Environment groups take aim at Minn. farmers

Isaac Orr

After "farting cows" were identified as a climate risk to the planet in Rep. Alexandria Ocasio Cortez’s Green New Deal FAQ, many Minnesotans were quick to dismiss the idea that the government would begin to regulate farms based on their greenhouse gas emissions. However, that that is exactly what some Minnesota environmental groups want the Minnesota Pollution Control Agency  to do.

After the MPCA approved a permit for the expansion of the Daley dairy farm in Winona County, the Minnesota Center for Environmental Advocacy sued the agency for not considering the farm’s greenhouse gas emissions. The Minnesota Court of Appeals eventually ordered MPCA to reconsider the permit.

MCEA told the Rochester Post Bulletin, "This is not an attack on farmers. This is not an attack on feedlots. This case is against the MPCA and its decision."

This claim is disingenuous. The only logical reason to sue the MPCA was to force the agency to saddle Minnesota farmers with more regulations on greenhouse gas emissions, an unprecedented expansion of farm regulations with major implications for farm families.

As someone who grew up on a small dairy farm in Wisconsin where we milked 40 cows, lawsuits like these can only be described as an affront to the rural way of life.


But, for the sake of argument, let’s look at the "climate impact" of expanding this dairy farm.

MCEA and the Land Stewardship Project claim that expanding the dairy will be the equivalent of adding 21,000 cars to Minnesota roads.
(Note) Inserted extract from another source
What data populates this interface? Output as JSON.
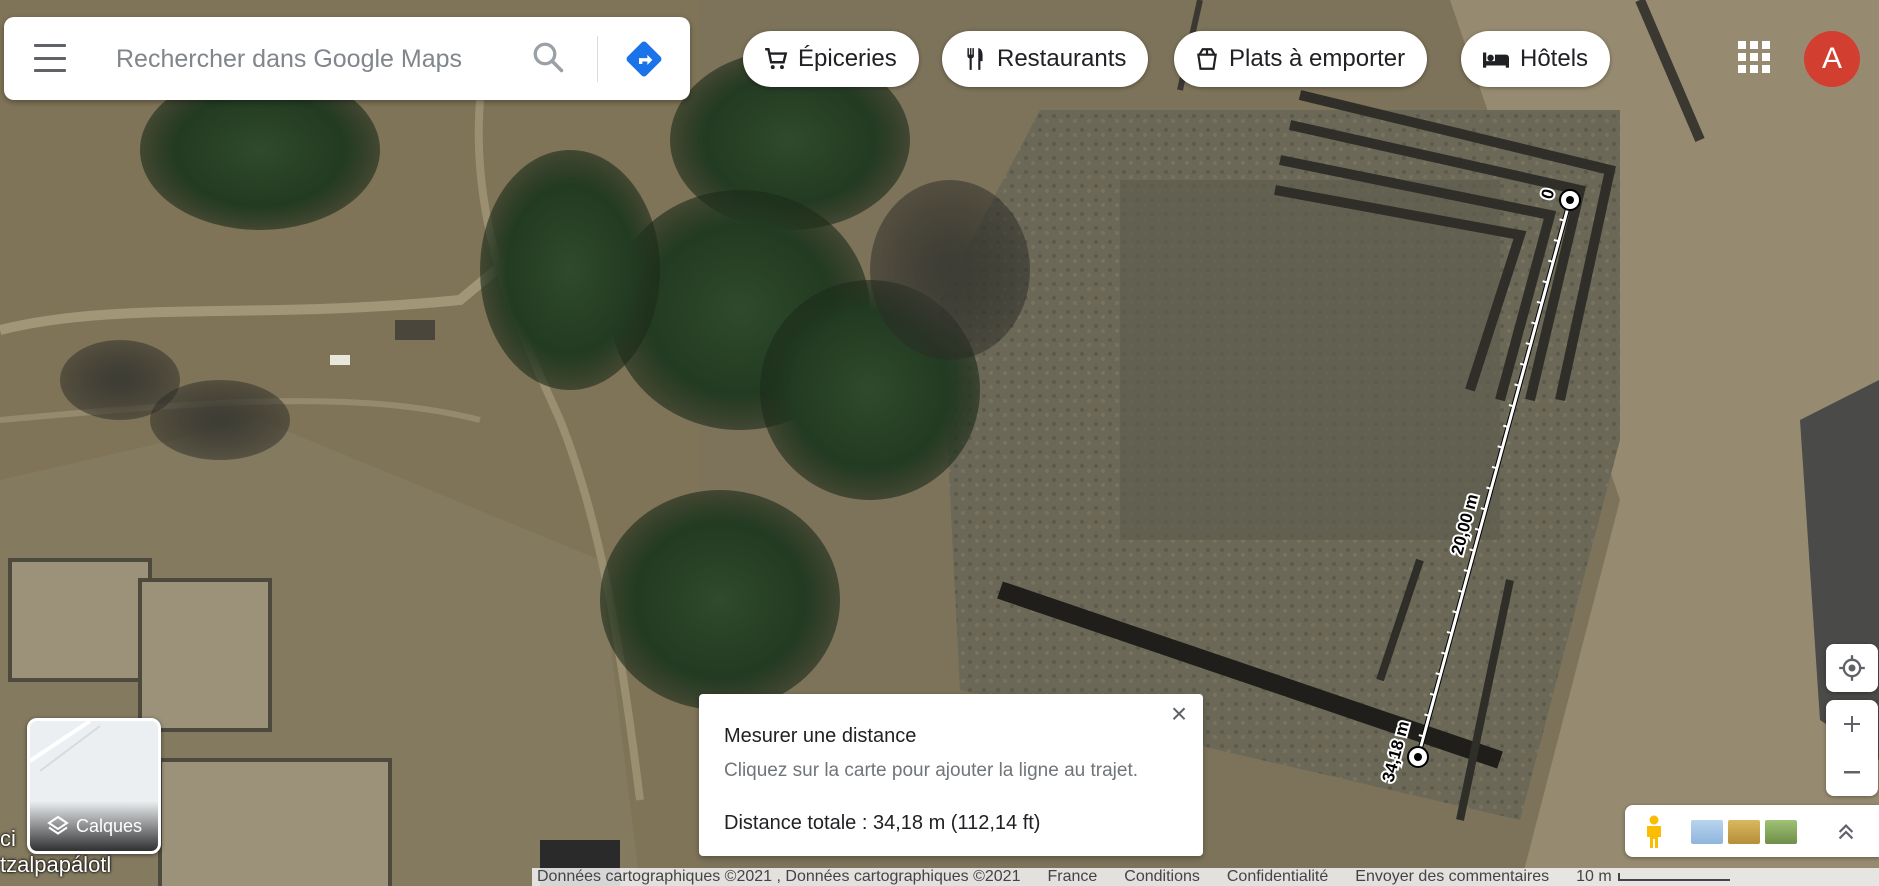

If we use the U.S. Environmental Protection Agency’s assumption that the average car emits 4.6 tons of CO2 per year, we find that this expansion would add roughly 96,600 tons of carbon dioxide equivalent gases in the state each year.

A recently released report from MPCA found that greenhouse gas emissions in Minnesota totaled 154.2 million tons in 2016, the most recent year data were available. This means the dairy expansion would account for 0.0006 (0.06 percent) of Minnesota emissions each year.

Now, let’s figure out how much the Earth would potentially warm based on the same methods used by the Obama administration in its Clean Power Plan (CPP).

The CPP would have averted 730 million tons of carbon dioxide each year. According to the climate models used by the EPA during the Obama administration, the temperature impact of this regulation would have 0.019 degrees C by 2100, which is an amount too small to measure with the most sophisticated scientific equipment.

The dairy expansion would have constituted 0.00013 (0.013 percent) of the emissions that would have been averted by the CPP, resulting in a temperature reduction of 0.0000025 degrees C by 2100. In other words, expanding this dairy farm will have zero measurable impact on global temperatures.

Furthermore, denying the permits for this dairy won’t prevent other farms in other states from adding more cows to meet the demand for milk products.

It is easy to put large farms in the crosshairs, but groups like MCEA will use this decision by the Court of Appeals as a starting point to force smaller and smaller operations to jump through red tape until every farm in the state of Minnesota is required to get a permit every time they want to buy more livestock.


The Legislature should quickly enact legislation that prevents the MPCA from putting every one of Minnesota’s 68,822 farms under the thumb of bureaucrats in St. Paul.

If Gov. Walz is serious about his "One Minnesota" policy, this is the time to prove it to Minnesota’s farmers.